Jak trudną sztuką jest sztuka negocjacji, nie trzeba nikogo przekonywać. Jest to niezwykle trudne wyzwanie, zwłaszcza dla młodego pracownika, bez doświadczenia. Stajemy wówczas przed dylematem - jaką kwotę podać? Jaka kwota będzie odpowiednia? Jaka kwota nie zamknie przed nami drzwi u pracodawcy a jednocześnie będzie satysfakcjonująca? Dr Grażyna Wąsowicz-Kiryło, adiunkt na Wydziale Psychologii Uniwersytetu Warszawskiego naświetli niektóre aspekty tej skomplikowanej i ryzykownej rozgrywki.

  • Czy do negocjacji płacowych można się przygotować?
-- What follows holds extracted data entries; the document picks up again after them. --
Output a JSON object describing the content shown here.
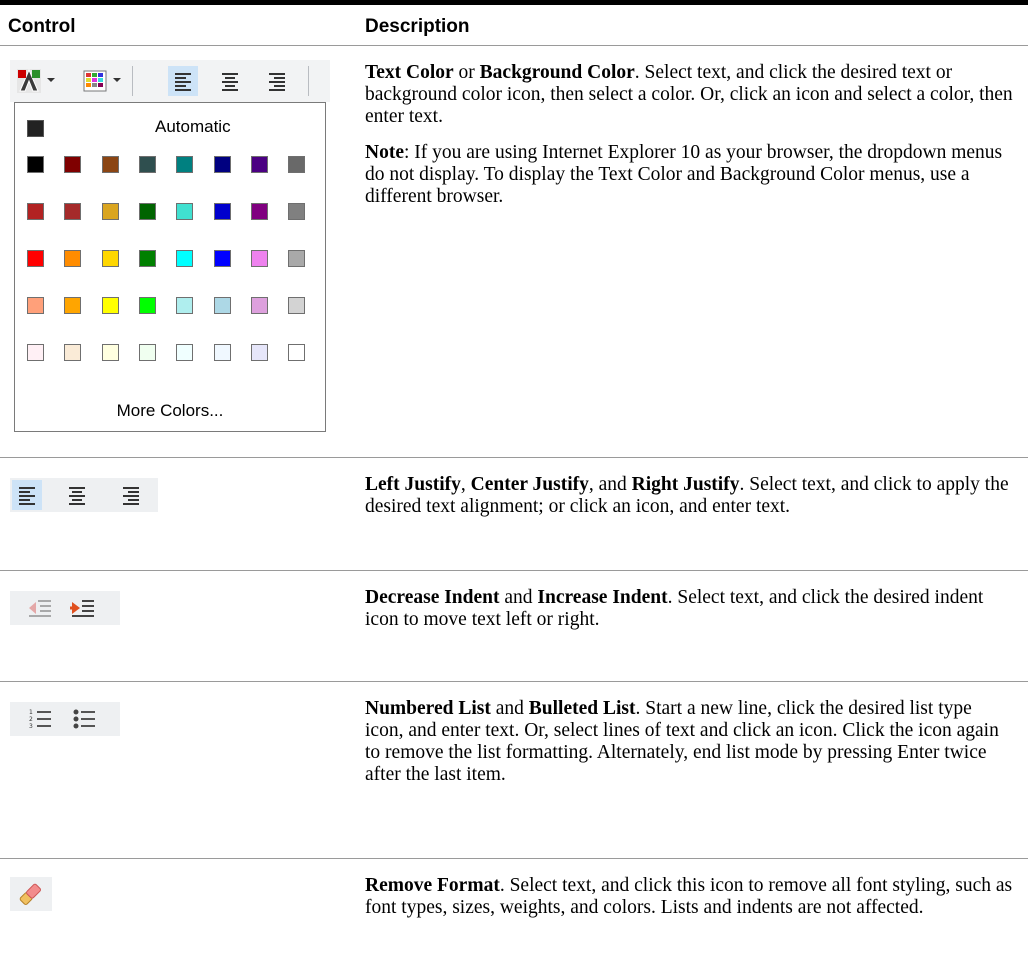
{
  "header": {
    "control": "Control",
    "description": "Description"
  },
  "palette": {
    "automatic_label": "Automatic",
    "more_colors_label": "More Colors...",
    "automatic_color": "#222222",
    "rows": [
      [
        "#000000",
        "#7f0000",
        "#8b4513",
        "#2f4f4f",
        "#008080",
        "#000080",
        "#4b0082",
        "#696969"
      ],
      [
        "#b22222",
        "#a52a2a",
        "#daa520",
        "#006400",
        "#40e0d0",
        "#0000cd",
        "#800080",
        "#808080"
      ],
      [
        "#ff0000",
        "#ff8c00",
        "#ffd700",
        "#008000",
        "#00ffff",
        "#0000ff",
        "#ee82ee",
        "#a9a9a9"
      ],
      [
        "#ffa07a",
        "#ffa500",
        "#ffff00",
        "#00ff00",
        "#afeeee",
        "#add8e6",
        "#dda0dd",
        "#d3d3d3"
      ],
      [
        "#fff0f5",
        "#faebd7",
        "#ffffe0",
        "#f0fff0",
        "#f0ffff",
        "#f0f8ff",
        "#e6e6fa",
        "#ffffff"
      ]
    ]
  },
  "toolbar": {
    "icons": [
      "text-color-icon",
      "background-color-icon",
      "left-justify-icon",
      "center-justify-icon",
      "right-justify-icon"
    ]
  },
  "rows": [
    {
      "icons": [
        "text-color-icon",
        "background-color-icon",
        "left-justify-icon",
        "center-justify-icon",
        "right-justify-icon"
      ],
      "desc1_a": "Text Color",
      "desc1_b": " or ",
      "desc1_c": "Background Color",
      "desc1_d": ". Select text, and click the desired text or background color icon, then select a color. Or, click an icon and select a color, then enter text.",
      "desc2_a": "Note",
      "desc2_b": ": If you are using Internet Explorer 10 as your browser, the dropdown menus do not display.  To display the Text Color and Background Color menus, use a different browser."
    },
    {
      "icons": [
        "left-justify-icon",
        "center-justify-icon",
        "right-justify-icon"
      ],
      "b1": "Left Justify",
      "t1": ", ",
      "b2": "Center Justify",
      "t2": ", and ",
      "b3": "Right Justify",
      "t3": ". Select text, and click to apply the desired text alignment; or click an icon, and enter text."
    },
    {
      "icons": [
        "decrease-indent-icon",
        "increase-indent-icon"
      ],
      "b1": "Decrease Indent",
      "t1": " and ",
      "b2": "Increase Indent",
      "t2": ". Select text, and click the desired indent icon to move text left or right."
    },
    {
      "icons": [
        "numbered-list-icon",
        "bulleted-list-icon"
      ],
      "b1": "Numbered List",
      "t1": " and ",
      "b2": "Bulleted List",
      "t2": ". Start a new line, click the desired list type icon, and enter text. Or, select lines of text and click an icon. Click the icon again to remove the list formatting. Alternately, end list mode by pressing Enter twice after the last item."
    },
    {
      "icons": [
        "eraser-icon"
      ],
      "b1": "Remove Format",
      "t1": ". Select text, and click this icon to remove all font styling, such as font types, sizes, weights, and colors. Lists and indents are not affected."
    }
  ]
}
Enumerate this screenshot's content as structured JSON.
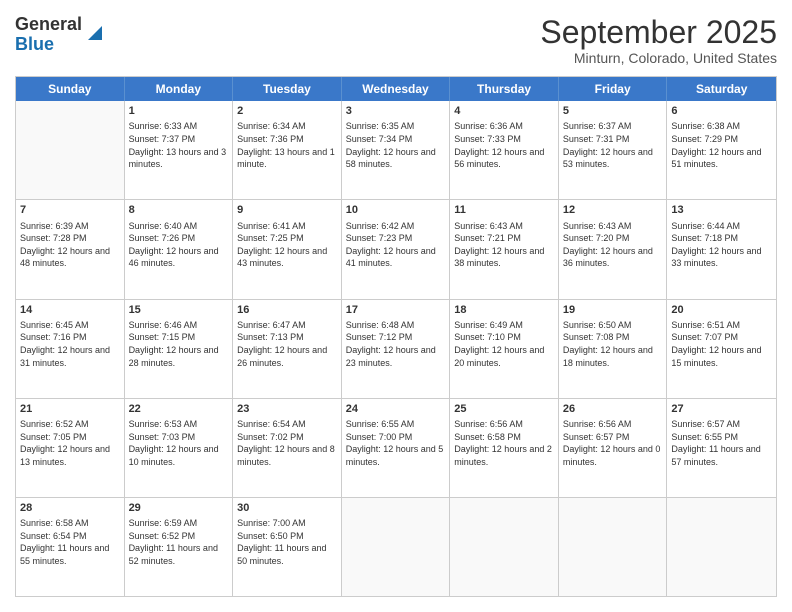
{
  "header": {
    "logo_general": "General",
    "logo_blue": "Blue",
    "title": "September 2025",
    "subtitle": "Minturn, Colorado, United States"
  },
  "calendar": {
    "days": [
      "Sunday",
      "Monday",
      "Tuesday",
      "Wednesday",
      "Thursday",
      "Friday",
      "Saturday"
    ],
    "rows": [
      [
        {
          "day": "",
          "empty": true
        },
        {
          "day": "1",
          "sunrise": "Sunrise: 6:33 AM",
          "sunset": "Sunset: 7:37 PM",
          "daylight": "Daylight: 13 hours and 3 minutes."
        },
        {
          "day": "2",
          "sunrise": "Sunrise: 6:34 AM",
          "sunset": "Sunset: 7:36 PM",
          "daylight": "Daylight: 13 hours and 1 minute."
        },
        {
          "day": "3",
          "sunrise": "Sunrise: 6:35 AM",
          "sunset": "Sunset: 7:34 PM",
          "daylight": "Daylight: 12 hours and 58 minutes."
        },
        {
          "day": "4",
          "sunrise": "Sunrise: 6:36 AM",
          "sunset": "Sunset: 7:33 PM",
          "daylight": "Daylight: 12 hours and 56 minutes."
        },
        {
          "day": "5",
          "sunrise": "Sunrise: 6:37 AM",
          "sunset": "Sunset: 7:31 PM",
          "daylight": "Daylight: 12 hours and 53 minutes."
        },
        {
          "day": "6",
          "sunrise": "Sunrise: 6:38 AM",
          "sunset": "Sunset: 7:29 PM",
          "daylight": "Daylight: 12 hours and 51 minutes."
        }
      ],
      [
        {
          "day": "7",
          "sunrise": "Sunrise: 6:39 AM",
          "sunset": "Sunset: 7:28 PM",
          "daylight": "Daylight: 12 hours and 48 minutes."
        },
        {
          "day": "8",
          "sunrise": "Sunrise: 6:40 AM",
          "sunset": "Sunset: 7:26 PM",
          "daylight": "Daylight: 12 hours and 46 minutes."
        },
        {
          "day": "9",
          "sunrise": "Sunrise: 6:41 AM",
          "sunset": "Sunset: 7:25 PM",
          "daylight": "Daylight: 12 hours and 43 minutes."
        },
        {
          "day": "10",
          "sunrise": "Sunrise: 6:42 AM",
          "sunset": "Sunset: 7:23 PM",
          "daylight": "Daylight: 12 hours and 41 minutes."
        },
        {
          "day": "11",
          "sunrise": "Sunrise: 6:43 AM",
          "sunset": "Sunset: 7:21 PM",
          "daylight": "Daylight: 12 hours and 38 minutes."
        },
        {
          "day": "12",
          "sunrise": "Sunrise: 6:43 AM",
          "sunset": "Sunset: 7:20 PM",
          "daylight": "Daylight: 12 hours and 36 minutes."
        },
        {
          "day": "13",
          "sunrise": "Sunrise: 6:44 AM",
          "sunset": "Sunset: 7:18 PM",
          "daylight": "Daylight: 12 hours and 33 minutes."
        }
      ],
      [
        {
          "day": "14",
          "sunrise": "Sunrise: 6:45 AM",
          "sunset": "Sunset: 7:16 PM",
          "daylight": "Daylight: 12 hours and 31 minutes."
        },
        {
          "day": "15",
          "sunrise": "Sunrise: 6:46 AM",
          "sunset": "Sunset: 7:15 PM",
          "daylight": "Daylight: 12 hours and 28 minutes."
        },
        {
          "day": "16",
          "sunrise": "Sunrise: 6:47 AM",
          "sunset": "Sunset: 7:13 PM",
          "daylight": "Daylight: 12 hours and 26 minutes."
        },
        {
          "day": "17",
          "sunrise": "Sunrise: 6:48 AM",
          "sunset": "Sunset: 7:12 PM",
          "daylight": "Daylight: 12 hours and 23 minutes."
        },
        {
          "day": "18",
          "sunrise": "Sunrise: 6:49 AM",
          "sunset": "Sunset: 7:10 PM",
          "daylight": "Daylight: 12 hours and 20 minutes."
        },
        {
          "day": "19",
          "sunrise": "Sunrise: 6:50 AM",
          "sunset": "Sunset: 7:08 PM",
          "daylight": "Daylight: 12 hours and 18 minutes."
        },
        {
          "day": "20",
          "sunrise": "Sunrise: 6:51 AM",
          "sunset": "Sunset: 7:07 PM",
          "daylight": "Daylight: 12 hours and 15 minutes."
        }
      ],
      [
        {
          "day": "21",
          "sunrise": "Sunrise: 6:52 AM",
          "sunset": "Sunset: 7:05 PM",
          "daylight": "Daylight: 12 hours and 13 minutes."
        },
        {
          "day": "22",
          "sunrise": "Sunrise: 6:53 AM",
          "sunset": "Sunset: 7:03 PM",
          "daylight": "Daylight: 12 hours and 10 minutes."
        },
        {
          "day": "23",
          "sunrise": "Sunrise: 6:54 AM",
          "sunset": "Sunset: 7:02 PM",
          "daylight": "Daylight: 12 hours and 8 minutes."
        },
        {
          "day": "24",
          "sunrise": "Sunrise: 6:55 AM",
          "sunset": "Sunset: 7:00 PM",
          "daylight": "Daylight: 12 hours and 5 minutes."
        },
        {
          "day": "25",
          "sunrise": "Sunrise: 6:56 AM",
          "sunset": "Sunset: 6:58 PM",
          "daylight": "Daylight: 12 hours and 2 minutes."
        },
        {
          "day": "26",
          "sunrise": "Sunrise: 6:56 AM",
          "sunset": "Sunset: 6:57 PM",
          "daylight": "Daylight: 12 hours and 0 minutes."
        },
        {
          "day": "27",
          "sunrise": "Sunrise: 6:57 AM",
          "sunset": "Sunset: 6:55 PM",
          "daylight": "Daylight: 11 hours and 57 minutes."
        }
      ],
      [
        {
          "day": "28",
          "sunrise": "Sunrise: 6:58 AM",
          "sunset": "Sunset: 6:54 PM",
          "daylight": "Daylight: 11 hours and 55 minutes."
        },
        {
          "day": "29",
          "sunrise": "Sunrise: 6:59 AM",
          "sunset": "Sunset: 6:52 PM",
          "daylight": "Daylight: 11 hours and 52 minutes."
        },
        {
          "day": "30",
          "sunrise": "Sunrise: 7:00 AM",
          "sunset": "Sunset: 6:50 PM",
          "daylight": "Daylight: 11 hours and 50 minutes."
        },
        {
          "day": "",
          "empty": true
        },
        {
          "day": "",
          "empty": true
        },
        {
          "day": "",
          "empty": true
        },
        {
          "day": "",
          "empty": true
        }
      ]
    ]
  }
}
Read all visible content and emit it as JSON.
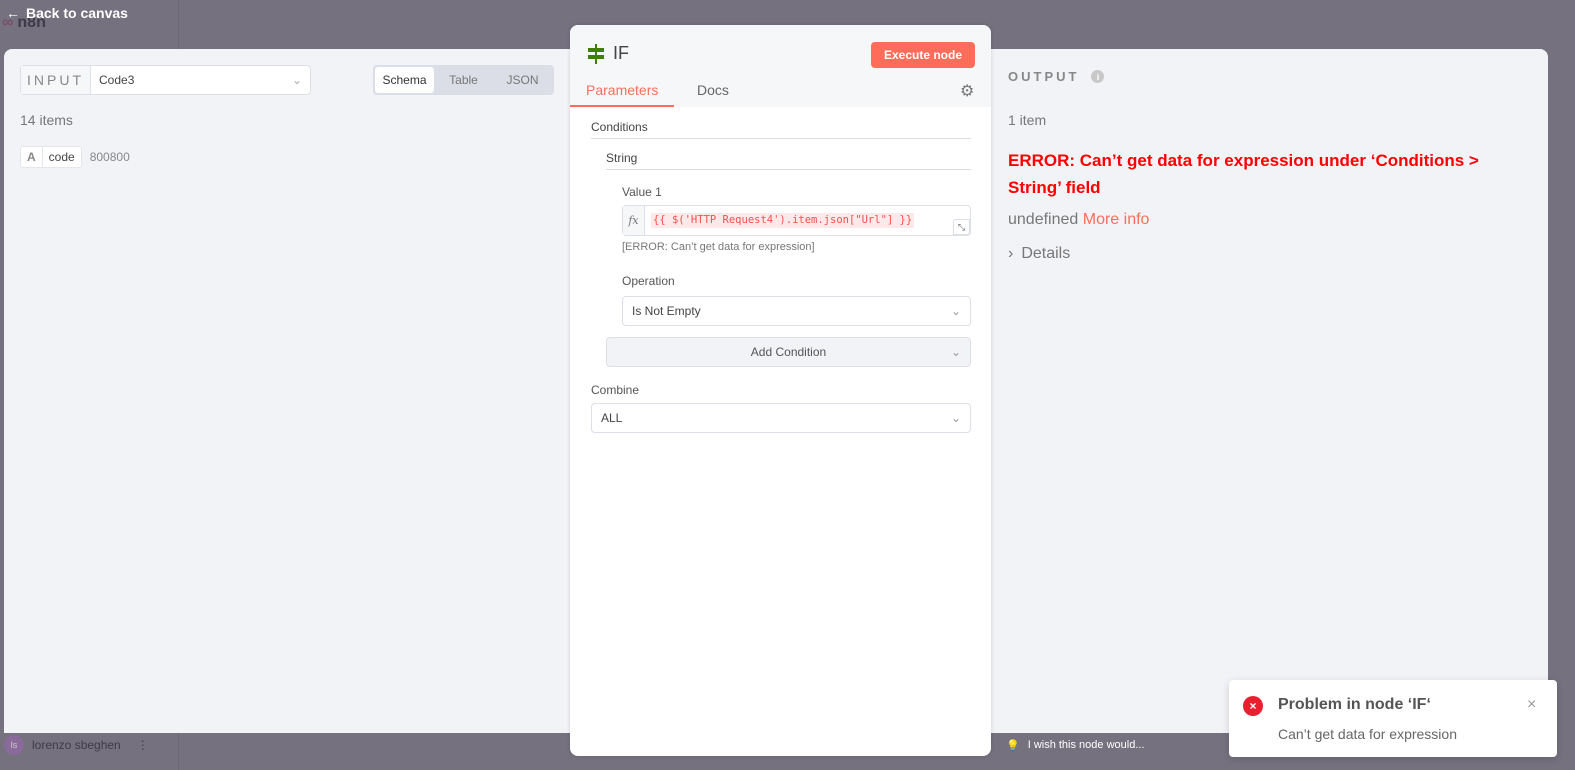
{
  "topbar": {
    "back_label": "Back to canvas",
    "logo": "n8n"
  },
  "input": {
    "label": "INPUT",
    "node": "Code3",
    "view_tabs": [
      "Schema",
      "Table",
      "JSON"
    ],
    "active_view": "Schema",
    "count": "14 items",
    "fields": [
      {
        "type": "A",
        "name": "code",
        "value": "800800"
      }
    ]
  },
  "node": {
    "title": "IF",
    "execute_label": "Execute node",
    "tabs": [
      "Parameters",
      "Docs"
    ],
    "conditions_label": "Conditions",
    "string_label": "String",
    "value1_label": "Value 1",
    "value1_expr": "{{ $('HTTP Request4').item.json[\"Url\"] }}",
    "value1_hint": "[ERROR: Can’t get data for expression]",
    "operation_label": "Operation",
    "operation_value": "Is Not Empty",
    "add_condition_label": "Add Condition",
    "combine_label": "Combine",
    "combine_value": "ALL"
  },
  "output": {
    "label": "OUTPUT",
    "count": "1 item",
    "error_title": "ERROR: Can’t get data for expression under ‘Conditions > String’ field",
    "undefined_text": "undefined",
    "more_info": "More info",
    "details": "Details"
  },
  "footer": {
    "user_initials": "ls",
    "user_name": "lorenzo sbeghen",
    "wish": "I wish this node would..."
  },
  "toast": {
    "title": "Problem in node ‘IF‘",
    "message": "Can’t get data for expression"
  },
  "colors": {
    "accent": "#ff6d5a",
    "error": "#ff0000"
  }
}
Oczywiście! Nie tylko można, ale i trzeba. Bez przeprowadzenia takich przygotowań nie jesteśmy w stanie zaprezentować się na tyle dobrze, aby wyegzekwować korzystne dla siebie warunki. Przygotowania powinny składać się z następujących elementów: po pierwsze, trzeba być świadomym swojej wartości. Logiczne jest to, że zasoby, którymi my dysponujemy są poszukiwane przez pracodawców. Dl;atego chcą nas zatrudnić. Zazwyczaj podstawowe, niezbędne informacje umieszcza się w CV. Czasami jednak warto zostawić sobie jakiegoś asa do odkrycia w czasie rozmowy kwalifikacyjnej. Pozwoli to przekonać przyszłego pracodawcę, że mamy więcej zalet niż to wynika z naszych dokumentów aplikacyjnych, a więc jesteśmy bardziej wartościowi niż mu się początkowo wydawało. Po drugie musimy być świadomi naszych oczekiwań. Należy zadać sobie pytanie - jakie walory chcemy uzyskać podejmując się danej pracy. Czy chodzi nam tylko o zaspokojenie potrzeb finansowych (wówczas będzie nam zależało na wyższym wynagrodzeniu), czy chcemy np. zdobyć doświadczenie zawodowe niezbędne do otworzenia furtki do przyszłej kariery zawodowej (wówczas zaakceptujemy niższą stawkę wynagrodzenia). Przydatne będzie także uporządkowanie swoich oczekiwań w postaci rankingu. Pomoże to nam podjąć decyzję, które elementy są dla nas najistotniejsze i nie możemy z nich zrezygnować, a które mogą podlegać negocjacjom.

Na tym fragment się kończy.